UpdateTableRequest uReq = new UpdateTableRequest().withGlobalSecondaryIndexUpdates(gsiu).withTableName("Event") .withAttributeDefinitions(attributeDefinitions);


//all good, finally create index
UpdateTableResult updateTable = ddbClient.updateTable(uReq);
You should see new index creation started on your table, this can be viewed via your aws console. Depends on the number of records this process takes a while. if index is ready you should see the status as "Active" in the index table

Issuing query against index

Now, with our index created ("occurDateIndex") we should be able to issue query against our indexes, and see how effectively the index responds.

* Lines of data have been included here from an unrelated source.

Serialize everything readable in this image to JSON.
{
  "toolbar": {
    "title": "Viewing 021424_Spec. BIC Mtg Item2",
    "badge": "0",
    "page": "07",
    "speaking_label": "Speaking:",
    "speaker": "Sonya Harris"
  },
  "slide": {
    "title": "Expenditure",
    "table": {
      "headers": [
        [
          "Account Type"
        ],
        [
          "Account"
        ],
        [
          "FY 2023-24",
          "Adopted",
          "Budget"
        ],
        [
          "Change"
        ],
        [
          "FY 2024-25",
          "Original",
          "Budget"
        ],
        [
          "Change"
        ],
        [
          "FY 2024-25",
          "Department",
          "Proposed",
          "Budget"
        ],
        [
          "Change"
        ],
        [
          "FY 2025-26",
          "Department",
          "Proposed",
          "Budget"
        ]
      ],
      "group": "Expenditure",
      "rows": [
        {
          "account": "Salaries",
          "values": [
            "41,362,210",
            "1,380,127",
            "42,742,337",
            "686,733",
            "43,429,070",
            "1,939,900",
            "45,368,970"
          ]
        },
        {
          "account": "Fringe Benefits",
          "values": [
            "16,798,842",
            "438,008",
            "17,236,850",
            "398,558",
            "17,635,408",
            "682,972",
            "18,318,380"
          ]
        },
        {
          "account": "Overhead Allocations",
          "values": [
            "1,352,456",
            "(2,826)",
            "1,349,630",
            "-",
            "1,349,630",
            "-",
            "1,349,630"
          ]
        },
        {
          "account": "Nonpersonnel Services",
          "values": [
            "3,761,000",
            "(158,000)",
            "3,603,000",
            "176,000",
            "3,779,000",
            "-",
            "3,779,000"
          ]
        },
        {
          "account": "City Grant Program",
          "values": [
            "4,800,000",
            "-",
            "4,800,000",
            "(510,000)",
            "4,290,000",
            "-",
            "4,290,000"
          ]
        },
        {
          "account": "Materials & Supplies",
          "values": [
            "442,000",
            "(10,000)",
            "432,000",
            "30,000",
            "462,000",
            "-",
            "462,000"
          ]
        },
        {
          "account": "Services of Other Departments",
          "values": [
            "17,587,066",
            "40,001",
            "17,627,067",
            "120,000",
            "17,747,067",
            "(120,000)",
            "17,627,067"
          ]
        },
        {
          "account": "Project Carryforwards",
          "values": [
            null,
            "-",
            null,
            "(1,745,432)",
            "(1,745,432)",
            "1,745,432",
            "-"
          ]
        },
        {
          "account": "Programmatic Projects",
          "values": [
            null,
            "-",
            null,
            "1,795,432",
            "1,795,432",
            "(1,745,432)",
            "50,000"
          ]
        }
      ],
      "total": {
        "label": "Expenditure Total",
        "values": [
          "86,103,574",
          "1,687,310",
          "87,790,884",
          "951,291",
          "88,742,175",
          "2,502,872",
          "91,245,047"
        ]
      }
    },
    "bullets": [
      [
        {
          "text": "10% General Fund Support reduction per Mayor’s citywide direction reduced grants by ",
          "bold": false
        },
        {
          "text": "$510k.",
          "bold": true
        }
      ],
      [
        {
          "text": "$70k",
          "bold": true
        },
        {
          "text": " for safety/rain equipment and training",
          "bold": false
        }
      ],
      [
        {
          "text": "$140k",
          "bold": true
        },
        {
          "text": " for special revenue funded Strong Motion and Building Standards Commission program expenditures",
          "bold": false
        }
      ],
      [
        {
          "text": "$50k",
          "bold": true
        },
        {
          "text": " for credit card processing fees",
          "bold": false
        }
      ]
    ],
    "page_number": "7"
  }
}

AmazonDynamoDBClient ddbClient;


DynamoDBMapper mapper; ddbClient = AmazonDynamoDBConnection.getDynamoDBClient(); 
mapper = new DynamoDBMapper(ddbClient); DynamoDB dynamoDB = new DynamoDB(ddbClient);
Table table = dynamoDB.getTable("Event");
Index index = table.getIndex("occurDateIdx");
ItemCollection items = null;
QuerySpec querySpec = new QuerySpec(); /*since we know against which date we are going to issue query, we specify it our has value, so that query can immediately spot the bucket where it needed concentrate its working*/ querySpec.withHashKey("occurDate", "2015-06-04").withMaxResultSize(20000).withFilterExpression("serialNumber = :v_serialNumber and channelNo = :v_channel").withValueMap(new ValueMap() .withString(":v_serialNumber", "1B0111DPAYF8TG6").withString(":v_channel", "1")); items = index.query(querySpec); PageIterable pages = items.pages(); List list = new ArrayList<>(); items.forEach(t-> list.add(t.getJSONPretty("eventStatus")));
with million records in my database, our average responses range in 3 to 3.5 seconds with indexes where it was nearly about 25 seconds against the table scans. This is a dramatic gain in terms of performance. And we don't have to worry about the queries performance as the size of database grows sing our typically queries are just narrowed to a single bucket, so performance is likely to remain 3-4 seconds range.

NB: All time measurements include with delay over the wire ( network latency ) where still keeping in with a aws node close to our location. The main motive to show timing(average) is just to demonstrate improved performance, but not as any bench marks.